I think the default position is at origin.So how does -ve parameters make sense in Orthographic projection.

shinpaughp
03-12-2003, 07:17 PM
I believe it is glLookAt(0.0, 0.0, 0.0, 0.0, 0.0, -100.0, 0.0, 1.0, 0.0). Not sure what you mean by -ve unless you mean why are the near and far parameters negative of the value you pass to glOrtho.
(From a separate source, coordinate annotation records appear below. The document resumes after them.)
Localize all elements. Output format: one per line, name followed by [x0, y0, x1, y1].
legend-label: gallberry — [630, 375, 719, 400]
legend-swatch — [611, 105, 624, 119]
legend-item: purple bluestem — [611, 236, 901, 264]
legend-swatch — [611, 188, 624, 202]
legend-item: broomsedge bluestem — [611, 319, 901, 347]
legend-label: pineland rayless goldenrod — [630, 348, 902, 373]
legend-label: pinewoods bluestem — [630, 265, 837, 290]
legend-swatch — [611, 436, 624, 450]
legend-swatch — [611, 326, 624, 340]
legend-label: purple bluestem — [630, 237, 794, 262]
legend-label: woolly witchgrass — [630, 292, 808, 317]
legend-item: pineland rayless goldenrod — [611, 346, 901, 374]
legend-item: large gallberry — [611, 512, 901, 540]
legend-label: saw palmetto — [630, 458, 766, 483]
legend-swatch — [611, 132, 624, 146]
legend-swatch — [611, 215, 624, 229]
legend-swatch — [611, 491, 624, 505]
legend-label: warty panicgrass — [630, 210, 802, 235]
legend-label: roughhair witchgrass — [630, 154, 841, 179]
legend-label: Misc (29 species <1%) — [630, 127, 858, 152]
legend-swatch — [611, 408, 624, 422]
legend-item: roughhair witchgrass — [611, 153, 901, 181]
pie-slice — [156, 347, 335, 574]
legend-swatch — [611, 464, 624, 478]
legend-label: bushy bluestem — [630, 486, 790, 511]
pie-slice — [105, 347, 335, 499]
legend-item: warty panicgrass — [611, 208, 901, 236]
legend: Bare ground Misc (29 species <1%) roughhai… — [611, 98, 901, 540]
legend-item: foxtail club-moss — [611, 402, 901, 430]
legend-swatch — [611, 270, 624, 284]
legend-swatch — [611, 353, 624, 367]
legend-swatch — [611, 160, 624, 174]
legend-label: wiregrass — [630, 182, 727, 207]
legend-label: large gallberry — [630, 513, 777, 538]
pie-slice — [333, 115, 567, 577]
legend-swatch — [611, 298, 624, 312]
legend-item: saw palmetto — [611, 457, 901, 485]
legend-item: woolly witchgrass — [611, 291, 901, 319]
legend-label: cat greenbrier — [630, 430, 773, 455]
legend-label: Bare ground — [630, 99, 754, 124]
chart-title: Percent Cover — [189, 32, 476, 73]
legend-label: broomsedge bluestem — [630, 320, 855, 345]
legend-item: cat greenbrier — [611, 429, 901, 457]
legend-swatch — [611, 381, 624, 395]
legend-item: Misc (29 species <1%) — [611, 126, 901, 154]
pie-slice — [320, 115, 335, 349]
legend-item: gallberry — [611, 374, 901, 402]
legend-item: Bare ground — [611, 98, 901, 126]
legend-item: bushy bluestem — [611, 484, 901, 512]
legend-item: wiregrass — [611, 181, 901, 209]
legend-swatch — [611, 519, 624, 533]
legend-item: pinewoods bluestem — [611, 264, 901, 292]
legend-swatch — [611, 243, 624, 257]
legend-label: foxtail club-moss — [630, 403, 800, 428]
I think it is probably just to maintain similarity to glFrustum to reduce confusion when passing the arguments, but I could be wrong.

mikael_aronsson
03-12-2003, 11:42 PM
You are at the origin (0,0,0) looking down the Z axis.

Mikael

karteek
03-13-2003, 08:56 AM
You specify -ve parameters in glOrtho but when the camera is at origin how does the -ve values make sense..I mean the values lie behind the camera and are not rendered.

egmont64
03-15-2003, 12:28 AM
Originally posted by karteek:
You specify -ve parameters in glOrtho but when the camera is at origin how does the -ve values make sense..I mean the values lie behind the camera and are not rendered.

It actually make sense. You can put object behind the camera and get it rendered if you use glOrtho. glFrustum and glOrtho are quite different.

karteek
03-17-2003, 07:33 PM
How can you render a scene which is behind the camera.What is the difference in glOrtho and glFrustum in rendering a scene?I think both will not render a scene which is behind the camera.

Hans Ohlo
03-18-2003, 10:29 PM
Originally posted by karteek:
How can you render a scene which is behind the camera.What is the difference in glOrtho and glFrustum in rendering a scene?I think both will not render a scene which is behind the camera.


ok first, without specifying a position you are at (0,0,0) and looking down the _negative_ z-axis.
glOrtho sets a orthographic projection (also known as affine projection), which means no perspective effect.
glFrustum sets a perspective projection, where things get smaller in the distance (like in the real world).

ok, these are simple explainations, but should give you a clue what this is all about. look at the openGL specification to get a deeper look what glOrtho an glFrustum do.